Types of Dental Implants
The first step in selecting dental implants is to learn about your options. Endosteal implants are the most common, but not everyone is a good match for them.
Depending on your situation, you may have to go with subperiosteal or the much less common zygomatic implants.
An endosteal implant involves placing a titanium fixture into the jaw bone. The fixture acts as the artificial root that will hold your implant firmly in place.
Your dentist won’t be able to place the implant until your jawbone begins to heal. Even with proper dental implant care, this process could take three months or more.
It’s important to note that only candidates with a strong, healthy jawbone qualify for endosteal implants.
If your jawbone isn’t healthy enough for endosteal implants, you might be a good candidate for subperiosteal. The implant won’t be going inside your jawbone.
Instead, it will sit right under the tissue between your jawbone and gums. Your dentist will have to perform this procedure in two steps, but the healing time isn’t as long as it is with endosteal implants.
The downside is that while subperiosteal implants offer more stability than dentures, they’re not as sturdy as their endosteal counterparts. For this reason, endosteal implants are often preferred by patients.
Zygomatic implants are the least common option available because the procedure is so complicated. Chances are, your dentist will only suggest it if you’re not a good candidate for either endosteal or subperiosteal implants.
Instead of the implant being adhered to your jawbone, it will go inside your cheekbone. A specialist dentist typically performs this procedure, as significant additional training is required.

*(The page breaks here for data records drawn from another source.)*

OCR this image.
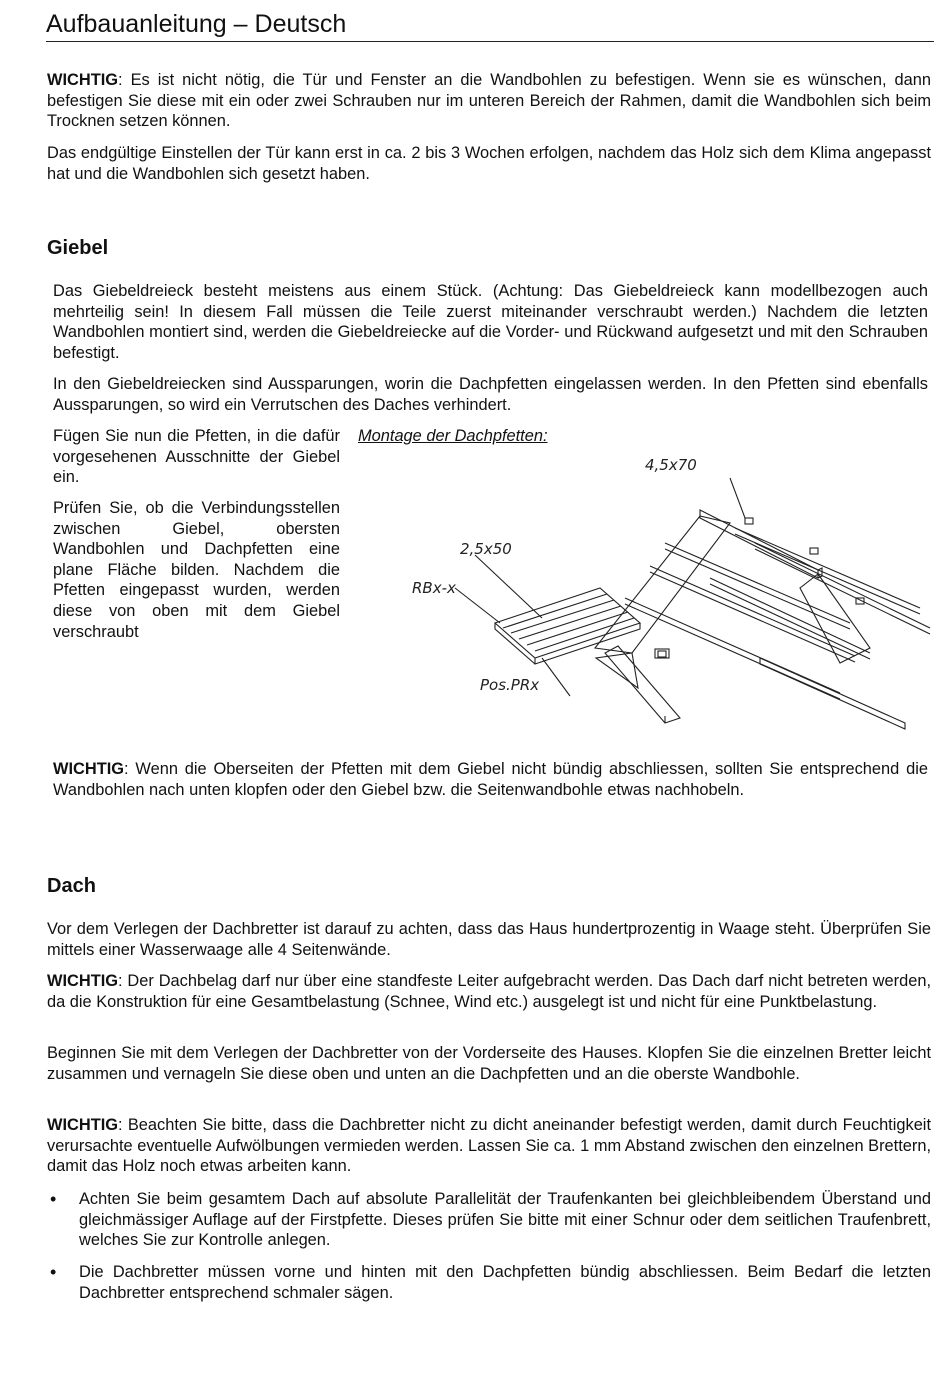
Aufbauanleitung – Deutsch

WICHTIG: Es ist nicht nötig, die Tür und Fenster an die Wandbohlen zu befestigen. Wenn sie es wünschen, dann befestigen Sie diese mit ein oder zwei Schrauben nur im unteren Bereich der Rahmen, damit die Wandbohlen sich beim Trocknen setzen können.

Das endgültige Einstellen der Tür kann erst in ca. 2 bis 3 Wochen erfolgen, nachdem das Holz sich dem Klima angepasst hat und die Wandbohlen sich gesetzt haben.

Giebel

Das Giebeldreieck besteht meistens aus einem Stück. (Achtung: Das Giebeldreieck kann modellbezogen auch mehrteilig sein! In diesem Fall müssen die Teile zuerst miteinander verschraubt werden.) Nachdem die letzten Wandbohlen montiert sind, werden die Giebeldreiecke auf die Vorder- und Rückwand aufgesetzt und mit den Schrauben befestigt.

In den Giebeldreiecken sind Aussparungen, worin die Dachpfetten eingelassen werden. In den Pfetten sind ebenfalls Aussparungen, so wird ein Verrutschen des Daches verhindert.

Fügen Sie nun die Pfetten, in die dafür vorgesehenen Ausschnitte der Giebel ein.

Prüfen Sie, ob die Verbindungsstellen zwischen Giebel, obersten Wandbohlen und Dachpfetten eine plane Fläche bilden. Nachdem die Pfetten eingepasst wurden, werden diese von oben mit dem Giebel verschraubt

Montage der Dachpfetten:
4,5x70
2,5x50
RBx-x
Pos.PRx

WICHTIG: Wenn die Oberseiten der Pfetten mit dem Giebel nicht bündig abschliessen, sollten Sie entsprechend die Wandbohlen nach unten klopfen oder den Giebel bzw. die Seitenwandbohle etwas nachhobeln.

Dach

Vor dem Verlegen der Dachbretter ist darauf zu achten, dass das Haus hundertprozentig in Waage steht. Überprüfen Sie mittels einer Wasserwaage alle 4 Seitenwände.

WICHTIG: Der Dachbelag darf nur über eine standfeste Leiter aufgebracht werden. Das Dach darf nicht betreten werden, da die Konstruktion für eine Gesamtbelastung (Schnee, Wind etc.) ausgelegt ist und nicht für eine Punktbelastung.

Beginnen Sie mit dem Verlegen der Dachbretter von der Vorderseite des Hauses. Klopfen Sie die einzelnen Bretter leicht zusammen und vernageln Sie diese oben und unten an die Dachpfetten und an die oberste Wandbohle.

WICHTIG: Beachten Sie bitte, dass die Dachbretter nicht zu dicht aneinander befestigt werden, damit durch Feuchtigkeit verursachte eventuelle Aufwölbungen vermieden werden. Lassen Sie ca. 1 mm Abstand zwischen den einzelnen Brettern, damit das Holz noch etwas arbeiten kann.

• Achten Sie beim gesamtem Dach auf absolute Parallelität der Traufenkanten bei gleichbleibendem Überstand und gleichmässiger Auflage auf der Firstpfette. Dieses prüfen Sie bitte mit einer Schnur oder dem seitlichen Traufenbrett, welches Sie zur Kontrolle anlegen.

• Die Dachbretter müssen vorne und hinten mit den Dachpfetten bündig abschliessen. Beim Bedarf die letzten Dachbretter entsprechend schmaler sägen.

Immediate Load Dental Implants
As the name suggests, immediate load dental implants allow for the placement of a temporary tooth the same day that you go in for your implant appointment.

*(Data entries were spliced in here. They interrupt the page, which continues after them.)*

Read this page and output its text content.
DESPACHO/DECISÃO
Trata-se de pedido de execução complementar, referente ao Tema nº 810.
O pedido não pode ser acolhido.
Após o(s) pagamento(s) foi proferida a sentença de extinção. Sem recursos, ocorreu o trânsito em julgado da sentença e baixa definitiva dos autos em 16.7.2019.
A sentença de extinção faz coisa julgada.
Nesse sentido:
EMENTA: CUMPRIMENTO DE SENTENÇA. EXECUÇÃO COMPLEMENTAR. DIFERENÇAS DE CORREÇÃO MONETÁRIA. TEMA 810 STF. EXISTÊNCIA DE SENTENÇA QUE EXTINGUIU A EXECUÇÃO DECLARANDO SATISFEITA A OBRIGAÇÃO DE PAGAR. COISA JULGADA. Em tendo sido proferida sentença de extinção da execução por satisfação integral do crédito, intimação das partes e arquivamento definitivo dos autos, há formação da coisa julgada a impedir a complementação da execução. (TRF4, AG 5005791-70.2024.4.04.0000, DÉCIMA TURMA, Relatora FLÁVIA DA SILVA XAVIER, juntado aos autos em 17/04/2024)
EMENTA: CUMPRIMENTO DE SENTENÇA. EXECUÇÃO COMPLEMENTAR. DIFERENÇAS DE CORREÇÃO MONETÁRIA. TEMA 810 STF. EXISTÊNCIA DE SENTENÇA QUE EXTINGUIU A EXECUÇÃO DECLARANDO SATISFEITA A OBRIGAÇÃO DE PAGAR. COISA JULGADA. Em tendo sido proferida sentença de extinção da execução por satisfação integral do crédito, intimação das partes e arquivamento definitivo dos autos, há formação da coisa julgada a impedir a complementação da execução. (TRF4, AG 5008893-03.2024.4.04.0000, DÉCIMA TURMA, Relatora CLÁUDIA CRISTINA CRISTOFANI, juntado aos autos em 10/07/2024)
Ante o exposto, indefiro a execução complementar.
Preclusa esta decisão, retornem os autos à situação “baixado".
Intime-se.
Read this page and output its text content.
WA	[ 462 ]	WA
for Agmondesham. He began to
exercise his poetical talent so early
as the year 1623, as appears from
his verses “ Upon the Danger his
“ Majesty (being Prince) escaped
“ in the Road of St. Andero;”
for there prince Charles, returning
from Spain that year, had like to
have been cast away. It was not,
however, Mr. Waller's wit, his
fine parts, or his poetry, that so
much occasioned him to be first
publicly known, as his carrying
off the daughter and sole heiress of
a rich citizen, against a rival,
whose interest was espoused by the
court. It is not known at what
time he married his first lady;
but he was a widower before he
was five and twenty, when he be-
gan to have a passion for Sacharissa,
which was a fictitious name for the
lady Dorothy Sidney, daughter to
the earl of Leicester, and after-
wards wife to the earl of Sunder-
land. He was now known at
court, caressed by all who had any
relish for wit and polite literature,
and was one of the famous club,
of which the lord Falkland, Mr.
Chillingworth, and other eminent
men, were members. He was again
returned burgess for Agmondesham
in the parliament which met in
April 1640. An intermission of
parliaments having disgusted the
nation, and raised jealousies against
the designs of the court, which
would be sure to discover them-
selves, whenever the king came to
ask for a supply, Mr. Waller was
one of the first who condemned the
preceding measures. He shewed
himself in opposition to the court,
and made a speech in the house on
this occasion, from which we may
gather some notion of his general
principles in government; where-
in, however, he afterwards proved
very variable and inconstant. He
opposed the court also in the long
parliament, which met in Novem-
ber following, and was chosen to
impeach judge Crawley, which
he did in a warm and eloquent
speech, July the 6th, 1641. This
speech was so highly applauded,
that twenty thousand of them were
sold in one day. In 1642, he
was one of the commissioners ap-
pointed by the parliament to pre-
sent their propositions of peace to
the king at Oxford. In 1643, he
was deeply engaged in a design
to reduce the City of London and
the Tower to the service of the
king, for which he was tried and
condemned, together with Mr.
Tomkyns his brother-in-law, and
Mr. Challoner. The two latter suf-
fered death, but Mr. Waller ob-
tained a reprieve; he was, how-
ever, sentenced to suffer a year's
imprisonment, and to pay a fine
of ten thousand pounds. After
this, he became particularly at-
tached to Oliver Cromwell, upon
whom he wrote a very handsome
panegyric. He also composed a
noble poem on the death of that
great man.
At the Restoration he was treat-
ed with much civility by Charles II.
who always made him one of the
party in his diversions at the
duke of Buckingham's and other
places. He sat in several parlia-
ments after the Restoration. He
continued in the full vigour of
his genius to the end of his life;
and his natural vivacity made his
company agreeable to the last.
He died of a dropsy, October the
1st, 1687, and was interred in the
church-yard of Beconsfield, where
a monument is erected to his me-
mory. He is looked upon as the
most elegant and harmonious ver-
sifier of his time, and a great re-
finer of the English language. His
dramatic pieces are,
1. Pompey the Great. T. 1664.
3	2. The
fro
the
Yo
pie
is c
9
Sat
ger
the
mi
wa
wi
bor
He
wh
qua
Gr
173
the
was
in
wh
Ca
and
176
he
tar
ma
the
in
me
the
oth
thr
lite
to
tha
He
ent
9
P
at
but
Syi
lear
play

You might be a good candidate for this option if you have plenty of jawbones and a stable fixture that can support the implant.
Mini Dental Implants
Mini dental implants are tiny, narrow implants that your dentist will use to stabilize lower dentures.
They can fit in areas that different implant sizes cannot. Like other implants, they work to support jawbone health, and your dentist will be able to complete the procedure in a single visit.

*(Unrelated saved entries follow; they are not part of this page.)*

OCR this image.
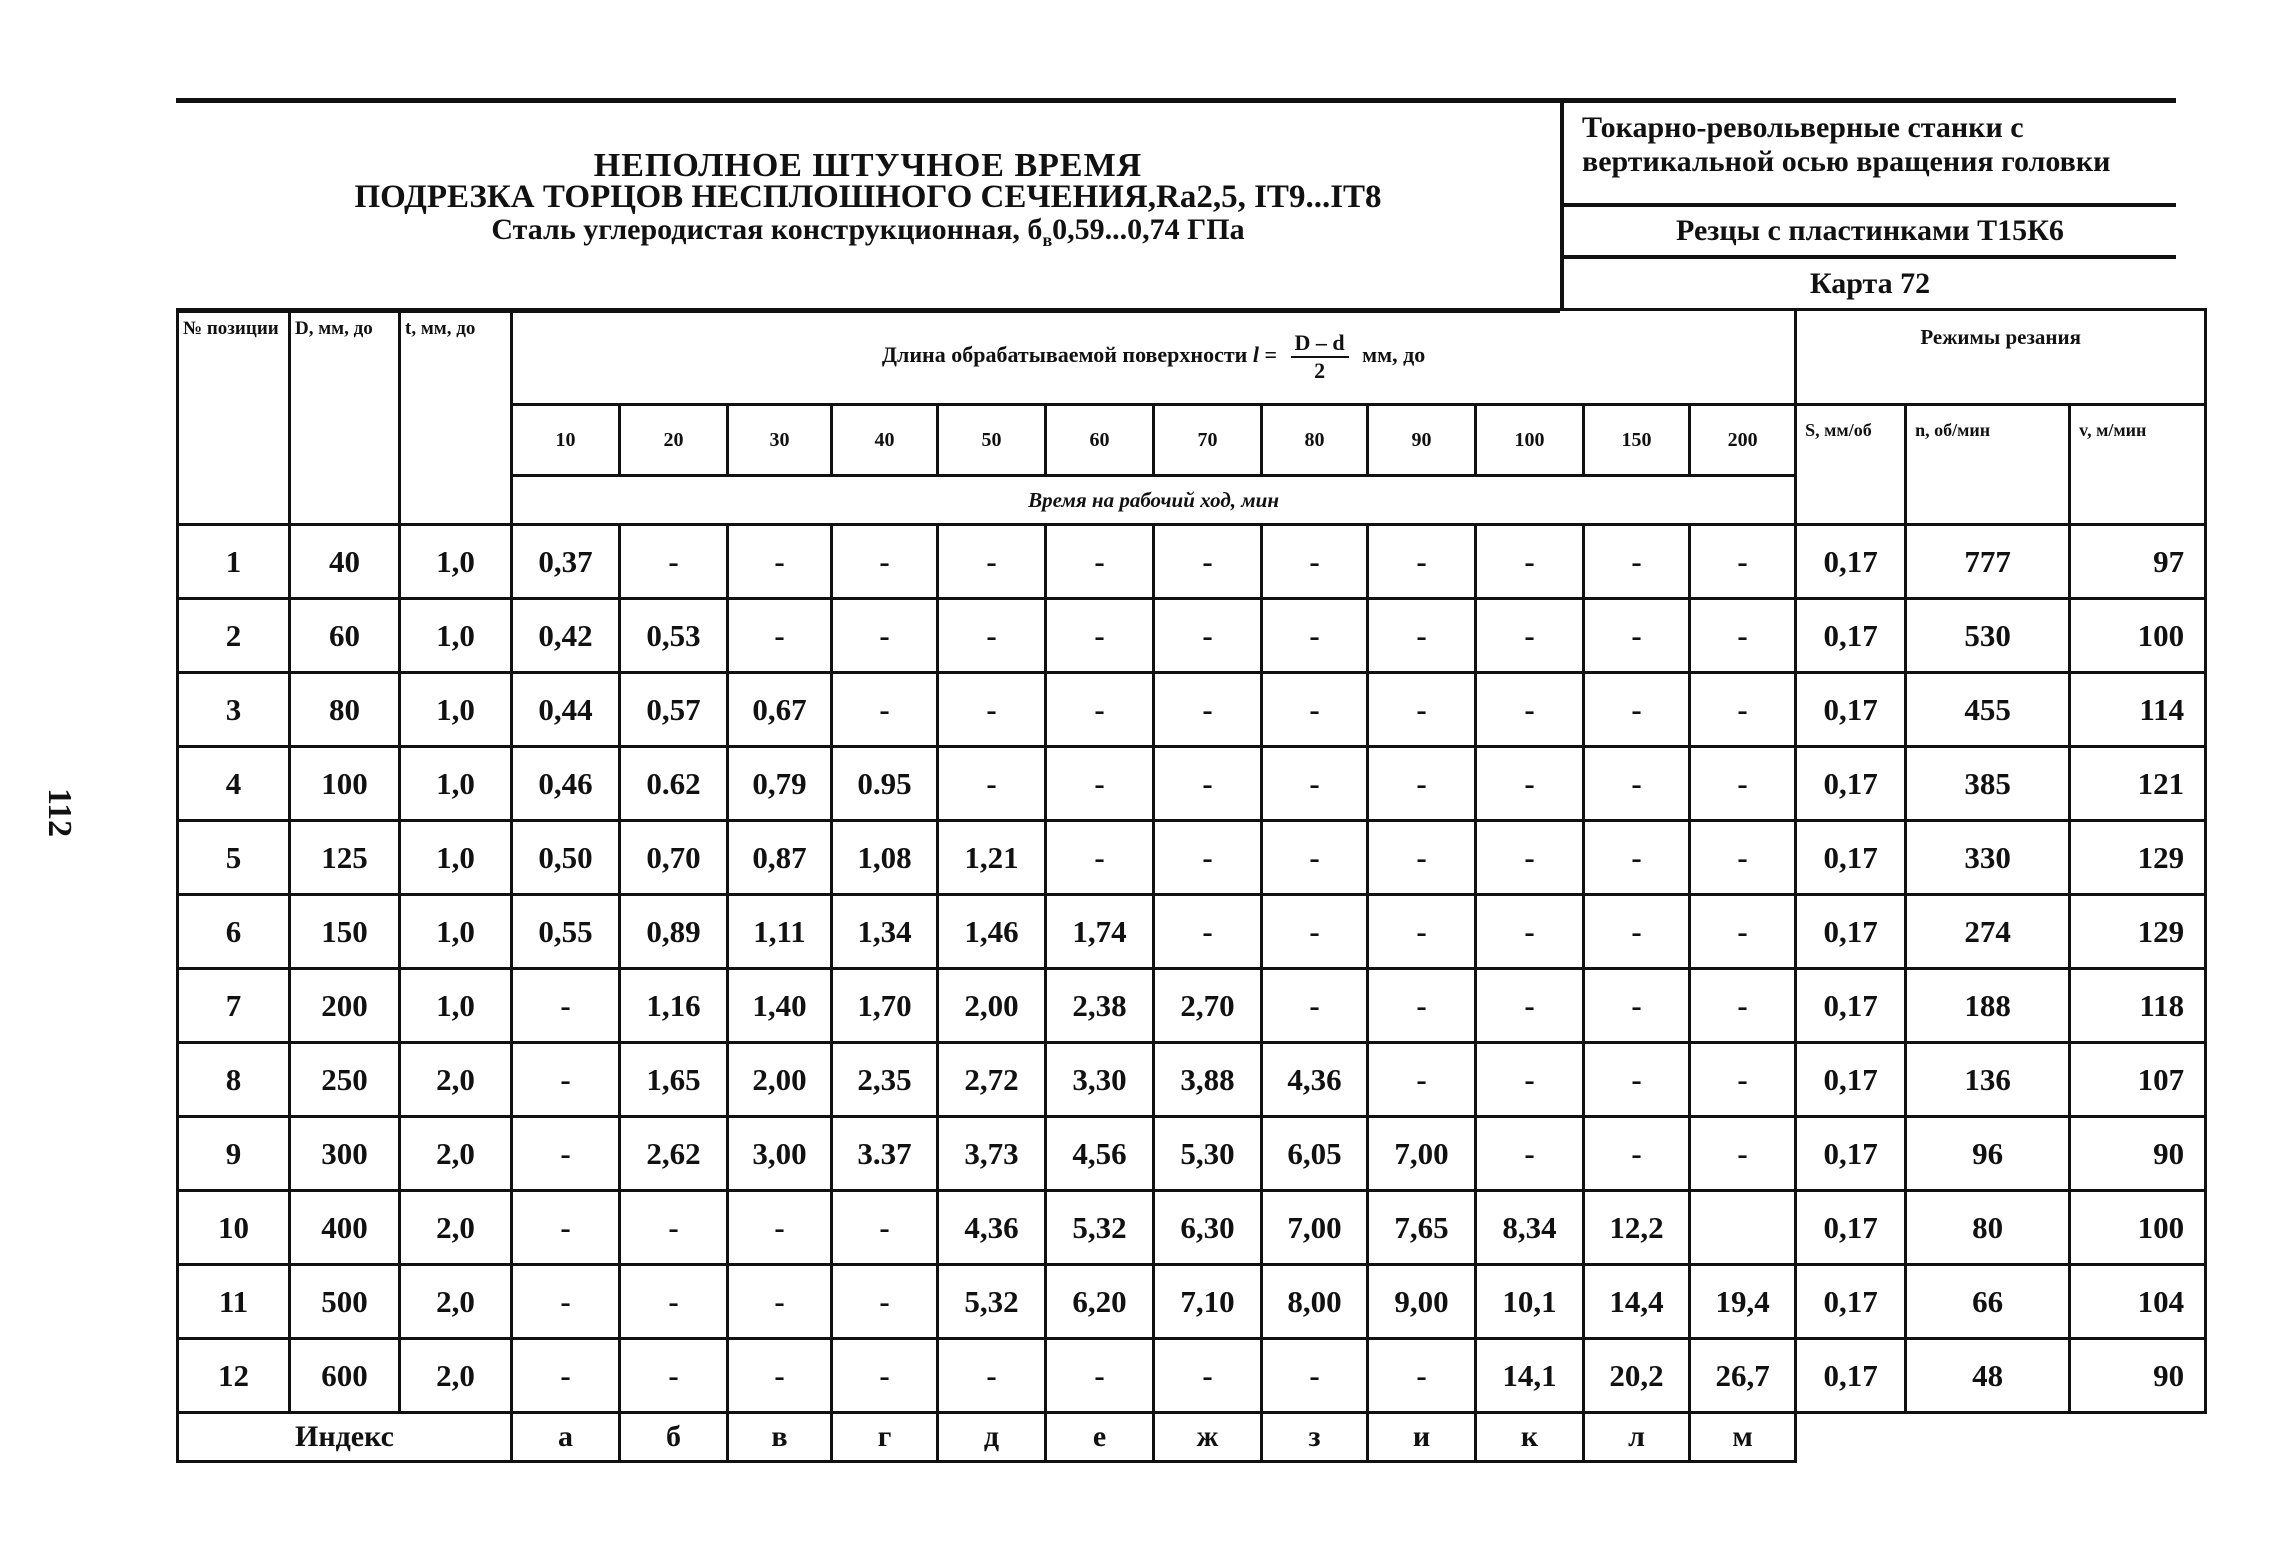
112
НЕПОЛНОЕ ШТУЧНОЕ ВРЕМЯ
ПОДРЕЗКА ТОРЦОВ НЕСПЛОШНОГО СЕЧЕНИЯ,Ra2,5, IT9...IT8
Сталь углеродистая конструкционная, $б_в0,59...0,74$ ГПа
Токарно-револьверные станки с вертикальной осью вращения головки
Резцы с пластинками Т15К6
Карта 72
№ позиции	D, мм, до	t, мм, до	Длина обрабатываемой поверхности $l = \frac{D - d}{2}$ мм, до												Режимы резания		
			10	20	30	40	50	60	70	80	90	100	150	200	S, мм/об	n, об/мин	v, м/мин
			Время на рабочий ход, мин														
1	40	1,0	0,37	-	-	-	-	-	-	-	-	-	-	-	0,17	777	97
2	60	1,0	0,42	0,53	-	-	-	-	-	-	-	-	-	-	0,17	530	100
3	80	1,0	0,44	0,57	0,67	-	-	-	-	-	-	-	-	-	0,17	455	114
4	100	1,0	0,46	0.62	0,79	0.95	-	-	-	-	-	-	-	-	0,17	385	121
5	125	1,0	0,50	0,70	0,87	1,08	1,21	-	-	-	-	-	-	-	0,17	330	129
6	150	1,0	0,55	0,89	1,11	1,34	1,46	1,74	-	-	-	-	-	-	0,17	274	129
7	200	1,0	-	1,16	1,40	1,70	2,00	2,38	2,70	-	-	-	-	-	0,17	188	118
8	250	2,0	-	1,65	2,00	2,35	2,72	3,30	3,88	4,36	-	-	-	-	0,17	136	107
9	300	2,0	-	2,62	3,00	3.37	3,73	4,56	5,30	6,05	7,00	-	-	-	0,17	96	90
10	400	2,0	-	-	-	-	4,36	5,32	6,30	7,00	7,65	8,34	12,2		0,17	80	100
11	500	2,0	-	-	-	-	5,32	6,20	7,10	8,00	9,00	10,1	14,4	19,4	0,17	66	104
12	600	2,0	-	-	-	-	-	-	-	-	-	14,1	20,2	26,7	0,17	48	90
Индекс			а	б	в	г	д	е	ж	з	и	к	л	м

If you’ve lost a great number of teeth, your dentist may suggest all-on-4s. Four implants will be put inside your bone without the need for grafting.
The dentist can place the temporary teeth on the same day as they perform the implant. You’ll have to stick to a strict diet while you’re healing, but when it’s all said and done, you’ll have more confidence in your smile.
Titanium vs. Zirconia
When it comes to materials, you have two choices. Titanium has been around the longest. It’s durable and easy to work with.
Zirconia is durable, but at the end of the day, it’s still a ceramic material. This makes it more prone to breakage than titanium. Zirconia implants are also typically more expensive.
If you have a metal allergy, zirconia will be your only choice. If you have thin gums, titanium may show through, whereas zirconia won’t.
If you’re not a good candidate for implants, your dentist may suggest techniques that will make you a good candidate, starting with a sinus lift. It involves replacing any deteriorated bone that once existed below the sinus.
If your jawbone isn’t wide enough for implants, your dentist can use a ridge expansion procedure to add more space.
Those with a weak jawbone can benefit from bone augmentation. Your dentist will use bone additives to fortify the structure.
While all of these techniques will add a few thousand dollars to your bill, they’ll greatly increase your range of treatment options. Again, a specialist dentist typically performs this procedure, as it often requires dedicated surgical facilities.
Selecting Dental Implants That Are Right for You
As you can see, there’s a lot to consider when selecting dental implants. There are so many different types and procedures to choose from.
While endosteal titanium implants are the most common, not everyone is a good candidate for them. If you don’t have a strong jawbone structure and you are allergic to metal, you may have to go with subperiosteal zirconia implants.